Culture

Day of the Dead: How the Ancient Holiday Found New Life with Social Media

It's a good day for the skull emoji.

by Tiffany Jeung

The Day of the Dead Google Doodle that appeared on Friday is more like Google sculpture, with a 3D depiction marking the Day of the Dead (El Día de los Muertos): Candles illuminate an ofrenda, or altar, populated with colorful clay skulls. Families set up these holiday staples as a reminder that death is a normal part of life — at Google, doodler Nate Swinehart did the honors.

In the age of the internet and social media, Day of the Dead celebrations have been given a new platform on which to evolve from their ancient beginnings, while still keeping with with core traditions that partly comprise the holiday’s true spirit.

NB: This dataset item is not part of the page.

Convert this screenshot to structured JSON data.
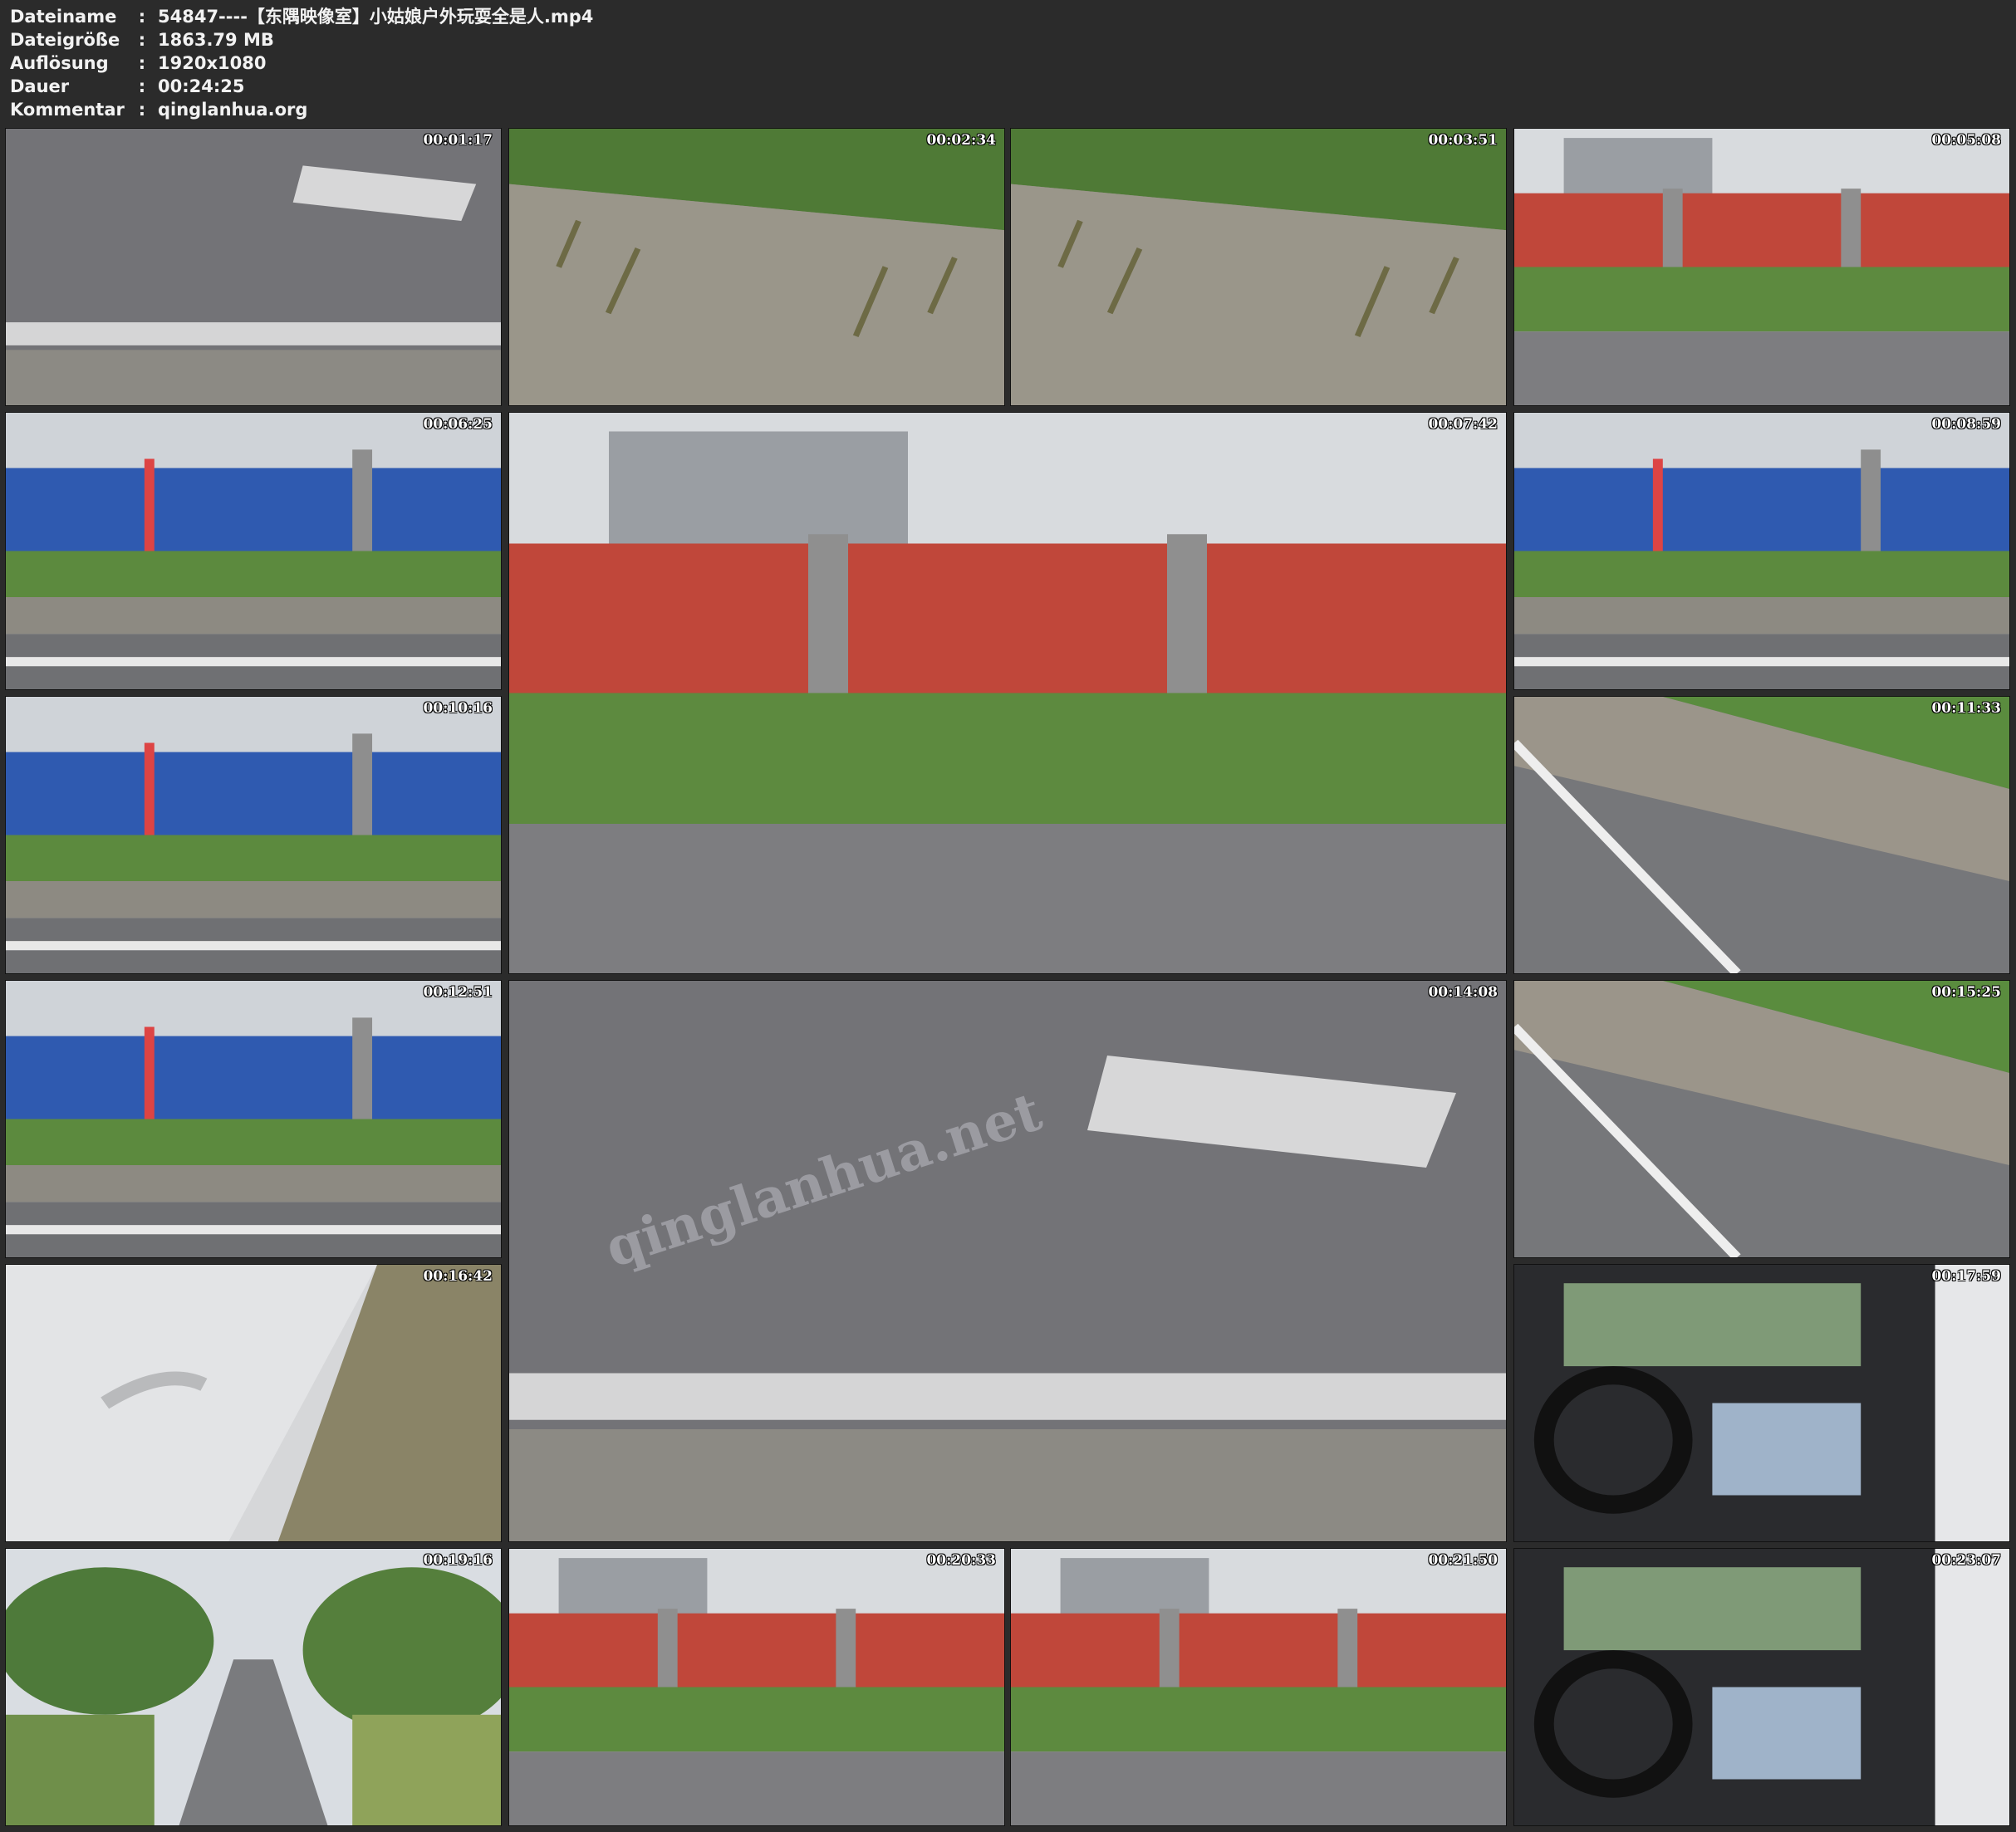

The celebration is rooted in a month-long ritual that dates back to about 3,000 years ago, which the Aztecs used to pay respect to the gods of the underworld. After Spanish conquistadors arrived with a mission to spread Catholicism, the holiday was melded with Catholic traditions, condensed into a single day aligned with All Saints Day (November 1) and All Souls Day (November 2).

The Google Doodle honoring the Day of the Dead, published on November 2, 2018. Although blue and green aren't the most traditional colors used, red represents blood, while yellow represents light. 

Google

In modern day, Day of the Dead celebrations overtake the streets in Latin America, where participants show off rich and colorful decorations in parades. As graveyards are often community or church owned, families also often visit and clean grave sites, decorating the resting places of their loved ones with flowers, food, and candles.

White represents purity and hope. Family members who visit and decorate graves often stay to tell stories, eat, and drink at the site. 

Steve Zimmerman, Flickr

Across the border, graveyards in the US are often privately owned and maintained. In turn, the Latin American and Mexican immigrants in the US have leaned into a different tradition — building altars in homes.

Like the Google Doodle, these altars are often decorated with candles and marigolds, as the scent is thought to encourage the dead to visit home. Plentiful food and drink, like sweet Pan de Muertos (bread of the dead, spirits need their carbs too) are left at the altar, prepared for the dead to recover after their long journey. Photos of the loved ones add a personal touch.

Day of the Dead Goes Digital

In a digital age, the holiday has made its traditional bright colors more visible than ever. You don’t have to visit Latin America to see stunning skull face paint, as parade-goers and makeup artists alike post their elaborate labors of love for all to see on social media. It’s a big day for the skull emoji.

Amidst posts of Day of the Dead cookies and delicate calaveras (sugar skulls), location tags reveal how unsuccessful those early attempts on the part of conquistadors to quash the holiday really were. Traditional Day of the Dead pastries can now be purchased in bakeries and restaurants from Canada to Paris.

But with wider exposure comes the tension of staying spiritually true to the traditional holiday, a concern that exhibit developer Marco Albarran from Arizona State University expresses.

“Just go to the 99 cents store,” Albarran tells The Arizona Republic. “You’re going to see Dia de Los Muertos mixed in with Halloween. And then you go to a festival, and you look at Dia de Los Muertos art and it’s made in China? That’s not right.”

Although the holiday inevitably evolves, whether celebrations take place in a graveyard or through a hashtag, the core message remains the same: life, while brief, is meant to be celebrated.